Cantley named as NCI Outstanding Investigator
Lewis Cantley, Ph.D., the Meyer Director of the Sandra and Edward Meyer Cancer Center and Professor of Cancer Biology at Weill Cornell Medicine, has received an NCI Outstanding Investigator Award. The prestigious award supports accomplished leaders in cancer research, who are providing significant contributions toward understanding cancer and developing applications that may lead to a breakthrough in biomedical, behavioral, or clinical cancer research. It provides up to $600,000 in direct costs per year for 7 years, allowing substantial time for funded investigators to take greater risks and be more adventurous in their research.

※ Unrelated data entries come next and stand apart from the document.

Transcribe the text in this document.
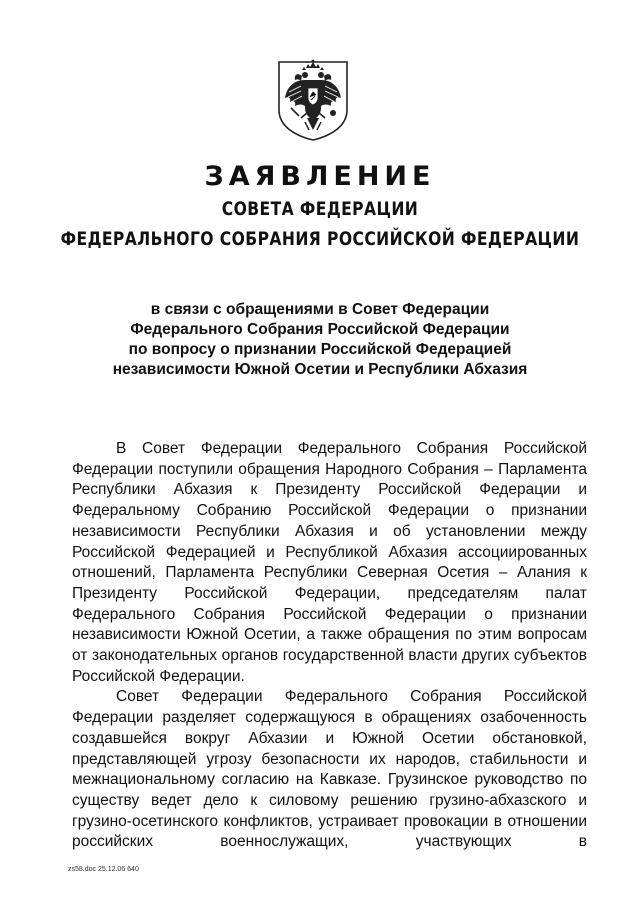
ЗАЯВЛЕНИЕ
СОВЕТА ФЕДЕРАЦИИ
ФЕДЕРАЛЬНОГО СОБРАНИЯ РОССИЙСКОЙ ФЕДЕРАЦИИ
в связи с обращениями в Совет Федерации
Федерального Собрания Российской Федерации
по вопросу о признании Российской Федерацией
независимости Южной Осетии и Республики Абхазия

В Совет Федерации Федерального Собрания Российской Федерации поступили обращения Народного Собрания – Парламента Республики Абхазия к Президенту Российской Федерации и Федеральному Собранию Российской Федерации о признании независимости Республики Абхазия и об установлении между Российской Федерацией и Республикой Абхазия ассоциированных отношений, Парламента Республики Северная Осетия – Алания к Президенту Российской Федерации, председателям палат Федерального Собрания Российской Федерации о признании независимости Южной Осетии, а также обращения по этим вопросам от законодательных органов государственной власти других субъектов Российской Федерации.

Совет Федерации Федерального Собрания Российской Федерации разделяет содержащуюся в обращениях озабоченность создавшейся вокруг Абхазии и Южной Осетии обстановкой, представляющей угрозу безопасности их народов, стабильности и межнациональному согласию на Кавказе. Грузинское руководство по существу ведет дело к силовому решению грузино-абхазского и грузино-осетинского конфликтов, устраивает провокации в отношении российских военнослужащих, участвующих в

zs58.doc 25.12.06 640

Cantley made a seminal discovery more than 25 years ago, of the metabolic pathway phosphoinositide 3-kinases (PI3K). Since then, more than 30 PI3K inhibitors have entered clinical trials and an inhibitor (idelalisib) that targets PI3Kδ was recently approved for treating B cell lymphomas.
Cantley will use the grant money provided by the award to further investigate the biochemical mechanisms by which phosphoinositide kinases control cellular metabolism.
"We expect to uncover new targets for pharmaceutical intervention in cancers, new biomarkers for predicting patients who are likely to respond to pathway inhibitors, and new insight into mechanisms of resistance to pathway inhibitors," Cantley said.